What united their perspectives was a simple truth: strategy without story falls flat.
A Playbook for Belonging
The dialogue closed with a collective affirmation: communication is not the final step in Indo-German engagement — it is the first.
“Germany must not just be in India — it must belong,” said Rao Erdem in her closing remarks. “And communication is how we move from presence to participation, from translation to transformation.”
As the Indo-German relationship enters a new phase of mutual opportunity — spanning green hydrogen, mobility, research, and education — this Hamburg dialogue was a timely reminder that success in these fields will depend not only on policy frameworks and financial flows, but on the narratives we shape and the trust we build.

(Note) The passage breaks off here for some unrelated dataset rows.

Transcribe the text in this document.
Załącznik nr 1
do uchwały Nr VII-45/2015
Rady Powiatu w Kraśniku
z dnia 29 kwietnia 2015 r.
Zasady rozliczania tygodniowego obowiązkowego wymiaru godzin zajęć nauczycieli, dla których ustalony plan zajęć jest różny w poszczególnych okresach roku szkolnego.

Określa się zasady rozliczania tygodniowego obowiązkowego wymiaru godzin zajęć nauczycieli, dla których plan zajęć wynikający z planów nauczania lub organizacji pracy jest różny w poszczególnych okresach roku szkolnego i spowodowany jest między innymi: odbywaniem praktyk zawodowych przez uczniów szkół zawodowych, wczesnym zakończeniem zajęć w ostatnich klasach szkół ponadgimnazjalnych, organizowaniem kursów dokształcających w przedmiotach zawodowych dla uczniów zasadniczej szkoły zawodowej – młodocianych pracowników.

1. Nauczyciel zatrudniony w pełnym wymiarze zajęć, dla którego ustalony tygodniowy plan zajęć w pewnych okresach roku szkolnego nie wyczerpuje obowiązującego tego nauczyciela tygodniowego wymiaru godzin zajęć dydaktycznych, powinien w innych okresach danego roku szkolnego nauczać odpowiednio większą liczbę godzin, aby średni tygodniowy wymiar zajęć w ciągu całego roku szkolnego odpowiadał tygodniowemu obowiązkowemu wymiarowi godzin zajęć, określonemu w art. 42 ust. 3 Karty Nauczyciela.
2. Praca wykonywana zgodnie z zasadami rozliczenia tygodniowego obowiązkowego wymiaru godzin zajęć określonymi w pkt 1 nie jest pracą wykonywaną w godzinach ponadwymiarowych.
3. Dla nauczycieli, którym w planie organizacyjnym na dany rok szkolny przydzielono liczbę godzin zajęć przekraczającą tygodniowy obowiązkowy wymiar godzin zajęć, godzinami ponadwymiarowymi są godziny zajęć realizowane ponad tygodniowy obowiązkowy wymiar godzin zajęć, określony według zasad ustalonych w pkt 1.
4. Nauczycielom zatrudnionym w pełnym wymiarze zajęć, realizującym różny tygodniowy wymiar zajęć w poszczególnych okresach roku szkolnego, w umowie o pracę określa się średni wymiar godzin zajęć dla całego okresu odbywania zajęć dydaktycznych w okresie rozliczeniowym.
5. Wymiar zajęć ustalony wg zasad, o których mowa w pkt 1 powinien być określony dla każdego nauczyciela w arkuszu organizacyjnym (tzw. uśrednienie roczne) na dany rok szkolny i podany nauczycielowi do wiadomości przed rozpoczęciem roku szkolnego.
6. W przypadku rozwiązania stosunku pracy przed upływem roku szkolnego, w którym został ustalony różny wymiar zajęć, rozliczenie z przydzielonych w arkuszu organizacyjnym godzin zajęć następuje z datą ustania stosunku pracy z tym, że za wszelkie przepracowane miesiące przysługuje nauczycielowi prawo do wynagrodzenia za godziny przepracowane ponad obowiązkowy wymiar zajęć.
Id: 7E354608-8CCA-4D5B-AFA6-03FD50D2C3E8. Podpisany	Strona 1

About India Week Hamburg 2025
India Week Hamburg 2025 transformed the city into a vibrant hub of Indo-German collaboration from June 23 to 29, featuring over 70 events spanning business, culture, society, and knowledge. The week opened with a high-level Senate Reception at Hamburg City Hall, where Indian Ambassador Ajit Gupte, German Ambassador Philipp Ackermann, and renowned actress Shabana Azmi delivered keynote addresses. Highlights included the Hamburg India Business Day co-hosted by the Indo-German Chamber of Commerce, a German-Indian Innovation Night focused on AI and tech startups, and the Curry and Culture – India Food Fest, which brought Indian cuisine, music, and dance to the fore. Institutions like DESY offered tours showcasing scientific collaborations, while workshops explored topics such as sustainable mobility, women in green jobs, legal reforms, and the role of SMEs in fostering Indo-German partnerships.
These events highlighted growing engagement between India and Germany across sectors. In this context, the Hamburg dialogue on communication reinforced that strong narratives and trust are essential for building lasting partnerships.